Draft Genome Sequence and Annotation of Acinetobacter junii MHI21018, Isolated from Bovine Colostrum.

We report here the draft genome sequence of Acinetobacter junii MHI21018, isolated in 2009 from bovine colostrum. The draft genome sequence is composed of 3,267,995 bp, has a GC content of 38.54%, and was assembled into 114 contigs (contig size, >500 bp) with an N 50 value of 72,566 bp.

ANNOUNCEMENT

Members of the genus Acinetobacter are versatile Gram-negative bacteria. Most notably, multidrug-resistant Acinetobacter baumannii has emerged as a major opportunistic nosocomial pathogen (1, 2). Acinetobacter junii species are rarely associated with human disease, but cases of septicemia caused by A. junii have been reported (3), as well as strains carrying New Delhi metallo-β-lactamase (4, 5) or the carbapenemase-encoding gene blaIMP-1 (6). To date, 23 A. junii genome sequences are available in GenBank, and only 3 strains are fully sequenced. Due to the rapidly evolving Acinetobacter species, this newly sequenced isolate from an animal source will provide additional information for comparative genomic and evolutionary studies.

Here, we report the draft genome sequence of A. junii MHI21018 isolated in 2009 from the colostrum of a cow which gave birth to a calf that developed bovine neonatal pancytopenia (bleeding calf syndrome). Acinetobacter spp. were selected by colony morphology, a negative oxidase reaction, and by forming red colonies on chromogenic agar (CHROMagar Acinetobacter). The bacteria form round, smooth, opaque, and convex colonies of 2 to 3 mm in diameter when grown on sheep blood agar plates at 37°C for 24 h. After growth of A. junii MHI21018 overnight in 5 ml lysogeny broth (Lennox) at 37°C, genomic DNA was isolated using the Quick-DNA universal kit (Zymo Research). Preparation of the DNA library was carried out using Nextera XT library prep kit (Illumina) following the manufacturer’s protocol. The library was sequenced on the Illumina HiSeq 2500 machine (2 × 250-bp paired-end-reads; total number of reads, 424,136; 30× coverage). Reads were trimmed using Trimmomatic version 0.30 with a sliding window quality cutoff of Q15 (7). Library preparation, sequencing, and read trimming were performed by microbesNG (Birmingham, UK). The draft sequence de novo assembly was performed using SPAdes version 3.13.0 in default mode (8), and the properties and quality of the assembly (e.g., N50, number of contigs, and GC content) were assessed using QUAST version 5.0.2 in default mode (9). Sequences shorter than 200 bp were removed from the final fasta-formatted sequence prior to genome annotation.

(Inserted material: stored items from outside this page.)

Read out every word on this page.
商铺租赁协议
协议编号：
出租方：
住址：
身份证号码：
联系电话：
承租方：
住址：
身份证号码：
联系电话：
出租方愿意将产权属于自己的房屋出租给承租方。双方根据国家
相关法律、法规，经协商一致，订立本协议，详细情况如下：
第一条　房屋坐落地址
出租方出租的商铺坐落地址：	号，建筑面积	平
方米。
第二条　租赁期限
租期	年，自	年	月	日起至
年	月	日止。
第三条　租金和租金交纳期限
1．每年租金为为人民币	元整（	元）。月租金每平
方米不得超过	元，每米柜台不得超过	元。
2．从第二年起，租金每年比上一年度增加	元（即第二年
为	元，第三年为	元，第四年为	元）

The published assembly is composed of 114 contigs (N50, 72,566 bp), the draft genome size is 3,267,995 bp, and it has a GC content of 38.54%. Species identification was carried out using BLASTn and JSpeciesWS (10). The average nucleotide identity using BLAST (ANIb) returned >97.6% sequence identity with reference A. junii strain 65 (>84% aligned nucleotides); therefore, the sequenced strain was assigned to the A. junii species. Genome annotation was carried out during sequence submission to the NCBI using the Prokaryotic Genome Annotation Pipeline (11), which predicted the presence of 3,341 genes, including 3,086 coding sequences, 68 tRNA genes, 172 pseudogenes, and 1 CRISPR array. Comprehensive Antibiotic Resistance Database (CARD) Resistance Gene Identifier (RGI) analysis predicted the presence of a nitroimidazole antibiotic efflux pump gene (msbA) and an ANT(3″)-IIb locus conferring resistance to aminoglycosides (12). PHASTER predicted the presence of one intact prophage (13) with great sequence identity to Psychrobacter phage pOW20-A (NCBI RefSeq accession number NC_020841) and one incomplete prophage, Salmonella phage vB_SosS_Oslo (NCBI RefSeq accession number NC_018279), that are in adjacent chromosomal loci and predicted to partially overlap.

Data availability.

The raw reads used for the draft genome sequence assembly were deposited in the Sequence Read Archive (SRA) under BioProject number PRJNA509118. This whole-genome shotgun project has been deposited at DDBJ/ENA/GenBank under accession number RWKP00000000. The version described in this paper is version RWKP01000000.